Department Fabricating Machining Assembly Research Paper

Department Fabricating Machining Assembly Research Paper

“Blast it!” said David Wilson, president of Teledex Company.  “We’ve just lost the bid on the Koopers job by $2,000. It seems we’re  either too high to get the job or too low to make any money on half the  jobs we bid.”

Teledex Company manufactures products to customers’ specifications  and uses a job-order costing system. The company uses a plantwide  predetermined overhead rate based on direct labor cost to apply its  manufacturing overhead (assumed to be all fixed) to jobs. The following  estimates were made at the beginning of the year:

Department Fabricating Machining Assembly Total Plant   Manufacturing overhead $ 369,250 $ 422,000 $ 94,950 $ 886,200   Direct labor $ 211,000 $ 105,500 $ 316,500 $ 633,000

Permalink: https://collepals.com//department-fabri…y-research-paper/

Jobs require varying amounts of work in the three departments. The  Koopers job, for example, would have required manufacturing costs in the  three departments as follows:

Department       Fabricating Machining Assembly Total Plant   Direct materials $ 4,100   $ 400   $ 2,500   $ 7,000     Direct labor $ 5,000   $ 700   $ 7,300   $ 13,000     Manufacturing overhead   ?     ?     ?     ?

Required:

1. Using the company’s plantwide approach:

a. Compute the plantwide predetermined rate for the current year.

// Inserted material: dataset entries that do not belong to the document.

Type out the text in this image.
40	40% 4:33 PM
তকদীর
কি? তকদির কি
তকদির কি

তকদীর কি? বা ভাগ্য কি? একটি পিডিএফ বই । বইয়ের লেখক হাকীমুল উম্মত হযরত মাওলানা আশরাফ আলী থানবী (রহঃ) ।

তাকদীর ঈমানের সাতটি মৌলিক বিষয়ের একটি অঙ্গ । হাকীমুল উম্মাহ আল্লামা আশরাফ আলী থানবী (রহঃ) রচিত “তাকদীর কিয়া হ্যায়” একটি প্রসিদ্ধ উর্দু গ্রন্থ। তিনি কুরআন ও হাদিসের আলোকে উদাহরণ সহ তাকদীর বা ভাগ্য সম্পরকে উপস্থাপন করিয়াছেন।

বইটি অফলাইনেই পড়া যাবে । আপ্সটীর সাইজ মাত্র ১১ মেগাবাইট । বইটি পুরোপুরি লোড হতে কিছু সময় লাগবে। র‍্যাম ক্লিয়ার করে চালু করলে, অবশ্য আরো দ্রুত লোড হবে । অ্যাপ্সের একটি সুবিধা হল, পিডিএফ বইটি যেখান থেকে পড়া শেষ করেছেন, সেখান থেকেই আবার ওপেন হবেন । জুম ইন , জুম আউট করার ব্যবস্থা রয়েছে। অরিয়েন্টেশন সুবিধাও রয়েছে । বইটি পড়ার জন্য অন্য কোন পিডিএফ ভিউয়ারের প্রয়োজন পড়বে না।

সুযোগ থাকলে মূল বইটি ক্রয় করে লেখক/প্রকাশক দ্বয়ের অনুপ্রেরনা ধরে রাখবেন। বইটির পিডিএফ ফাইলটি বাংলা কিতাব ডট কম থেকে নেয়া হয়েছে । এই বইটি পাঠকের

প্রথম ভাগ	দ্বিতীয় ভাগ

b. Determine the amount of manufacturing overhead cost that would have been applied to the Koopers job.

2. Suppose that instead of using a plantwide predetermined overhead  rate, the company had used departmental predetermined overhead rates  based on direct labor cost. Under these conditions:

a.Compute the predetermined overhead rate for each department for the current year.

b. Determine the amount of manufacturing overhead cost that would have been applied to the Koopers job.

4. Assume that it is customary in the industry to bid jobs at 150% of  total manufacturing cost (direct materials, direct labor, and applied  overhead).

a.What was the company’s bid price on the Koopers job using a plantwide predetermined overhead rate?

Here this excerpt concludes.